On Friday, McKenzie Smith (of Midlake) hosted a crowd of nearly 40 people at Redwood Studio for a very special occasion. Smith invited the Paschall Jazz Trio to play and record an intimate live set unlike the sets Paschall patrons are used to. The night’s lineup included Stefan Karlsson on piano, Mike Luzecky on upright bass, Matt Young on drums, and featured special guest Brian Horton on saxophone.

Redwood Studio—which is situated in Smith’s modest backyard—made the perfect setting for the night’s festivities. Guests were treated to outdoor seating, a small fire, and an open bar (courtesy of Smith and his wife, Felicia) prior to the beginning of the performance. At 8:00 PM, guests made their way into the studio itself. The small space required that attendees get cozy with one another no matter where they sat or stood, but the studio never felt cramped; in fact, sharing the room made the evening feel more communal than it might have otherwise.

Once recording began, the trio took their places and began to play. The evening’s repertoire included both jazz standards and some of the trio’s originals. Karlsson was beautifully smooth on the piano, and even partook in some quiet scat singing that was almost inaudible above the rest of the arrangement.
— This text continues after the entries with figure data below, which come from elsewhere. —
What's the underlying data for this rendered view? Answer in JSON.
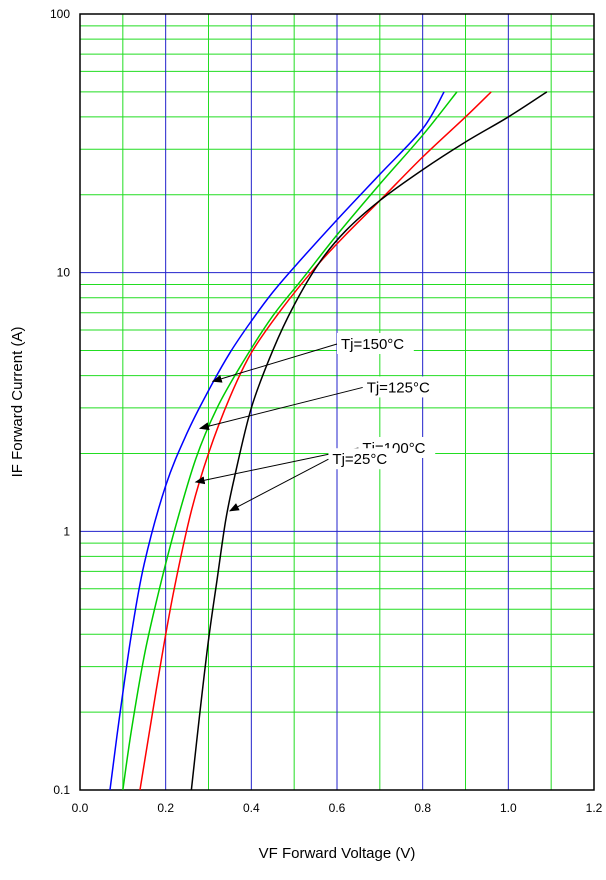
{
  "chart_data": {
    "type": "line",
    "title": "",
    "xlabel": "VF   Forward Voltage  (V)",
    "ylabel": "IF    Forward Current  (A)",
    "xlim": [
      0.0,
      1.2
    ],
    "ylim": [
      0.1,
      100
    ],
    "y_scale": "log",
    "grid": true,
    "grid_colors": {
      "major": "#2222cc",
      "minor": "#22dd22"
    },
    "x_ticks": [
      "0.0",
      "0.2",
      "0.4",
      "0.6",
      "0.8",
      "1.0",
      "1.2"
    ],
    "x_tick_values": [
      0.0,
      0.2,
      0.4,
      0.6,
      0.8,
      1.0,
      1.2
    ],
    "y_ticks": [
      "0.1",
      "1",
      "10",
      "100"
    ],
    "y_tick_values": [
      0.1,
      1,
      10,
      100
    ],
    "series": [
      {
        "name": "Tj=150°C",
        "color": "#0000ff",
        "x": [
          0.07,
          0.09,
          0.12,
          0.15,
          0.2,
          0.25,
          0.3,
          0.35,
          0.4,
          0.45,
          0.5,
          0.6,
          0.7,
          0.8,
          0.85
        ],
        "y": [
          0.1,
          0.18,
          0.4,
          0.75,
          1.5,
          2.4,
          3.5,
          4.9,
          6.5,
          8.4,
          10.5,
          16.0,
          24.0,
          36.0,
          50.0
        ]
      },
      {
        "name": "Tj=125°C",
        "color": "#00cc00",
        "x": [
          0.1,
          0.12,
          0.15,
          0.18,
          0.22,
          0.27,
          0.32,
          0.38,
          0.45,
          0.52,
          0.6,
          0.7,
          0.8,
          0.88
        ],
        "y": [
          0.1,
          0.17,
          0.33,
          0.55,
          1.0,
          1.9,
          3.0,
          4.5,
          6.8,
          9.5,
          14.0,
          22.0,
          34.0,
          50.0
        ]
      },
      {
        "name": "Tj=100°C",
        "color": "#ff0000",
        "x": [
          0.14,
          0.16,
          0.19,
          0.22,
          0.26,
          0.3,
          0.35,
          0.4,
          0.47,
          0.55,
          0.62,
          0.7,
          0.8,
          0.9,
          0.96
        ],
        "y": [
          0.1,
          0.16,
          0.32,
          0.6,
          1.2,
          2.0,
          3.3,
          4.9,
          7.2,
          10.5,
          14.0,
          19.0,
          28.0,
          40.0,
          50.0
        ]
      },
      {
        "name": "Tj=25°C",
        "color": "#000000",
        "x": [
          0.26,
          0.28,
          0.3,
          0.32,
          0.34,
          0.36,
          0.4,
          0.45,
          0.5,
          0.56,
          0.62,
          0.7,
          0.8,
          0.9,
          1.0,
          1.09
        ],
        "y": [
          0.1,
          0.2,
          0.38,
          0.65,
          1.1,
          1.6,
          3.0,
          5.0,
          7.5,
          11.0,
          14.5,
          19.0,
          25.0,
          32.0,
          40.0,
          50.0
        ]
      }
    ],
    "annotations": [
      {
        "text": "Tj=150°C",
        "series": "Tj=150°C",
        "point": [
          0.31,
          3.8
        ],
        "label_at": [
          0.6,
          5.3
        ]
      },
      {
        "text": "Tj=125°C",
        "series": "Tj=125°C",
        "point": [
          0.28,
          2.5
        ],
        "label_at": [
          0.66,
          3.6
        ]
      },
      {
        "text": "Tj=100°C",
        "series": "Tj=100°C",
        "point": [
          0.27,
          1.55
        ],
        "label_at": [
          0.65,
          2.1
        ]
      },
      {
        "text": "Tj=25°C",
        "series": "Tj=25°C",
        "point": [
          0.35,
          1.2
        ],
        "label_at": [
          0.58,
          1.9
        ]
      }
    ]
  }
}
Young managed to use his percussion to maintain a loose structure within each piece while simultaneously encouraging fluidity and improvisation. Luzecky’s bass work was clean, melodic, and quietly hypnotic (Luzecky himself occasionally looked like he might have gotten lost in a trance, or at least a particularly good groove). Horton joined the trio for the fourth song of the evening and stunned the crowd with both his skill, tone, and lung capacity—we didn’t know a note could be held that long, and we were thoroughly impressed.

Despite the sophisticated nature of the music, the evening was actually quite casual and laid-back. After the trio finished their first standard, Smith asked the crowd to think of the event not as a concert, but as a set at a jazz club: clapping, cheering, and general vocal approval from the crowd were encouraged, and the audience was happy to oblige. The group’s standards were impressively tight and technical, but we especially enjoyed the trio’s originals, which felt slightly more melodic and Latin-influenced. Toward the end of one song, each musician took a slow decrescendo into silence, leaving only Luzecky’s quiet plucking behind. This proved to be the quietest moment in the set, and when everyone else joined back in, the audience’s cheers made for one of the loudest moments in turn.
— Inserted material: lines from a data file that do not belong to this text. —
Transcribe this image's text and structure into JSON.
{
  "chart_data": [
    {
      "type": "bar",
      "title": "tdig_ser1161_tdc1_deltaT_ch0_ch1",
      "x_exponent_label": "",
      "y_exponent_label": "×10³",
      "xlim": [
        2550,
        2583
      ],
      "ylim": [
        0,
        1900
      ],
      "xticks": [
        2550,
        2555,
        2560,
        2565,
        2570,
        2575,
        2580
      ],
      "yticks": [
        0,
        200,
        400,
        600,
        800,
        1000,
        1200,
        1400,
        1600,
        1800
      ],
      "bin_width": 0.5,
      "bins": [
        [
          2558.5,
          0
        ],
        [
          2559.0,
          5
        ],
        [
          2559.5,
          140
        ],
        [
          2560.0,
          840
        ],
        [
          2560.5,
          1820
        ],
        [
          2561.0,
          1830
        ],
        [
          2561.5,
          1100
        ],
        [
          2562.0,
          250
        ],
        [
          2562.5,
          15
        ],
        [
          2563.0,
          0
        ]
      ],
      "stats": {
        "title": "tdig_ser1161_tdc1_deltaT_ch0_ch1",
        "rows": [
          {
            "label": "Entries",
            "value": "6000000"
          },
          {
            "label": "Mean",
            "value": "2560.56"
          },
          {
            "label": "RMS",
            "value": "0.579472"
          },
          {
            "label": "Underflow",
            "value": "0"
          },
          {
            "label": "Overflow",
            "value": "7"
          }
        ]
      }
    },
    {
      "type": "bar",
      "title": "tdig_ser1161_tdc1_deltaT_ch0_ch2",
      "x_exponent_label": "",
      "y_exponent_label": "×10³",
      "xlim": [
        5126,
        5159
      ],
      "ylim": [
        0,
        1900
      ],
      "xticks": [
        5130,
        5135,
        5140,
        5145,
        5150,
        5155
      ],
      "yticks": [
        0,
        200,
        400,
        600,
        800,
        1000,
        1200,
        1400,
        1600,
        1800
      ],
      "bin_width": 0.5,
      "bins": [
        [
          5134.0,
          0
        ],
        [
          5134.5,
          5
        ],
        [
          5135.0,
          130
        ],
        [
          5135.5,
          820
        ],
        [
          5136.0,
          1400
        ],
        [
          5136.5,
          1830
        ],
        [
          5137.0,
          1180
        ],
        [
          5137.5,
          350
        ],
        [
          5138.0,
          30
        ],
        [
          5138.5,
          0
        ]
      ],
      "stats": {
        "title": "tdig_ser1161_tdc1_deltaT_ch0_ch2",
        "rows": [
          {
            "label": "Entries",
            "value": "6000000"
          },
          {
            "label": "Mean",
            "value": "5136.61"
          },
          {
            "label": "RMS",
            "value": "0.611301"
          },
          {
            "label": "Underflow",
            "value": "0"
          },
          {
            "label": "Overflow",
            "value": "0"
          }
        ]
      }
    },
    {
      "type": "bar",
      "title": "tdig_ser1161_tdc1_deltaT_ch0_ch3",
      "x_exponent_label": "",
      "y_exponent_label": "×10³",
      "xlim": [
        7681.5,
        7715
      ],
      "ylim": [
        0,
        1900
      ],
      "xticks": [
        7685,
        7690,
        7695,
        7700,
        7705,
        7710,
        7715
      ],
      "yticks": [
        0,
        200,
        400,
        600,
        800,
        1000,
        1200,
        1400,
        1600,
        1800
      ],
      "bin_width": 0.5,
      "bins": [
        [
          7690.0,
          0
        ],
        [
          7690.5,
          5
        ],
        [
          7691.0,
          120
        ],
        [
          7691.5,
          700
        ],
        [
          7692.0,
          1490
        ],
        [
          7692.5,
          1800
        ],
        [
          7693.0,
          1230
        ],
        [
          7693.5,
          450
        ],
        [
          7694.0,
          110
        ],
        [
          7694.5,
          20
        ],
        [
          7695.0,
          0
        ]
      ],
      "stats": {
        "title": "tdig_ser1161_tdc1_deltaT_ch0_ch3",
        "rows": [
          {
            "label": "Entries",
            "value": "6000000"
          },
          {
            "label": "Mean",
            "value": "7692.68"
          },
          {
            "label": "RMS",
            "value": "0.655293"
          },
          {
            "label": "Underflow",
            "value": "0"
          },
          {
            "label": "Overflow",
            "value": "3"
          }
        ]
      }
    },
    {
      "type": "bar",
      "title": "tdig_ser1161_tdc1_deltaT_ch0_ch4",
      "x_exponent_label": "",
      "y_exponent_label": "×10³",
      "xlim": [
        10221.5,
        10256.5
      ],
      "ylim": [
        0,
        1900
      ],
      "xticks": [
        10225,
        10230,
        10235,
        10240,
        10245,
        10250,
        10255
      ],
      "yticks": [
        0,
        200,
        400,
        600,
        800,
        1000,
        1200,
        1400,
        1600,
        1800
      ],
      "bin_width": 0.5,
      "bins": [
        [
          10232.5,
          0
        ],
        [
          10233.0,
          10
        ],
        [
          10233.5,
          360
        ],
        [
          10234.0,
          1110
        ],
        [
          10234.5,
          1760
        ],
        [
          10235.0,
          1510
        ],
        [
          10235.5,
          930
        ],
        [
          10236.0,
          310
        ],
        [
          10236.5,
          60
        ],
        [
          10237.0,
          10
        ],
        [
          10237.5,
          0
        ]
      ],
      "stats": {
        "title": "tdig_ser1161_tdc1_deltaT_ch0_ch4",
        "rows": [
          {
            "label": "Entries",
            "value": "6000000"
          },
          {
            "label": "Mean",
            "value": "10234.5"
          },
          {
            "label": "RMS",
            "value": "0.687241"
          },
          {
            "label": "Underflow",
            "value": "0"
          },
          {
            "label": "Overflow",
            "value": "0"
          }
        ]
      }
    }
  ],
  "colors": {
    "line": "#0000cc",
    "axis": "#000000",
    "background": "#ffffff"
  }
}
The trio recorded two sets during the evening, which added up to over two impressive hours of playing. A brief 25-minute intermission was observed, during which guests refilled their drinks and musicians were free to chat and mingle. By the end of the night, the trio's work was all recorded and ready to be polished for distribution. Every attendee will soon receive a copy of the live set as a memento from the evening.

The event was a lovely departure from typical raucous Friday night partying—we hope this won’t be the last time the Smiths decide to bring some Denton music magic into their tranquil backyard studio.